(1) Versicherte dürfen bei der Arbeit nur Kleidung tragen,
durch die ein Arbeitsunfall, insbesondere durch sich bewegende
Teile von Einrichtungen, durch Hitze, ätzende Stoffe, elektrostatische
Aufladung nicht verursacht werden kann.
(2) Scharfe und spitze Werkzeuge oder andere gefahrbringende
Gegenstände dürfen in der Kleidung nur getragen werden,
wenn Schutzmaßnahmen eine Gefährdung während des
Tragens ausschließen.
(3) Schmuckstücke, Armbanduhren oder ähnliche Gegenstände
dürfen beim Arbeiten nicht getragen werden, wenn sie zu einer
Gefährdung führen können.
Diese Forderung schließt ein, dass bei der Arbeit
an Maschinen enganliegende Kleidung, z. B. nach DIN EN 510 "Festlegung für Schutzkleidungen für Bereiche, in denen ein Risiko des Verfangens in beweglichen Teilen besteht", getragen
wird und dass
Ärmel nur nach innen umgeschlagen werden.

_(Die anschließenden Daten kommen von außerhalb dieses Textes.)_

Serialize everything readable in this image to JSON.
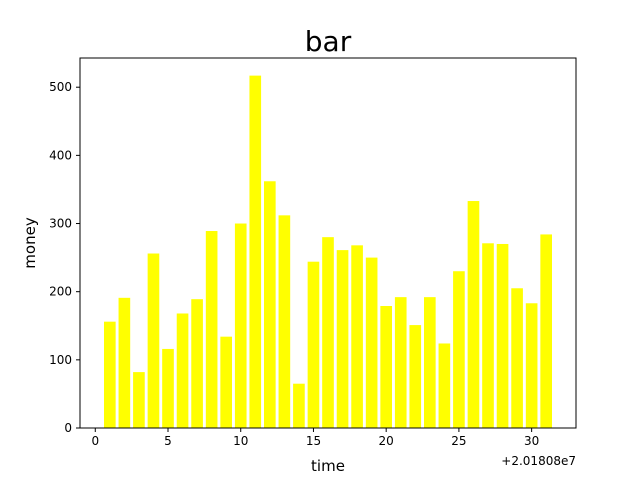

Diese Forderung schließt ferner die Erhaltung eines
Zustandes ein, der der ursprünglichen Beschaffenheit der
Kleidung entspricht, beispielsweise durch Reinigen oder Ausbessern.
Bei Arbeiten, bei denen die Kleider Feuer fangen können,
ist darauf zu achten, dass nur geeignete Kleidung, z. B. nach
DIN EN 531 "Schutzkleidung für hitzeexponierte Industriearbeiter" oder Kleidung aus Materialien nach DIN EN 533 "Schutzkleidung; Schutz gegen Hitze und Flammen; Materialien und Materialkombinationen mit begrenzter Flammenausbreitung", getragen wird und diese nicht durch ölige,
fettige oder sonst leicht entzündliche Stoffe verschmutzt
ist.
Gefahren durch Hitze, ätzende Stoffe und elektrostatische
Aufladung kann durch flammhemmende Ausrüstung, säure-
und laugenabweisende Ausrüstung und elektrostatische Aufladung
ableitende Ausrüstung der Gewebe für Arbeitskleidung
begegnet werden.
Siehe auch BG-Regeln "Vermeidung von Zündgefahren
infolge elektrostatischer Aufladungen" (BGR 132, bisherige ZH 1/200).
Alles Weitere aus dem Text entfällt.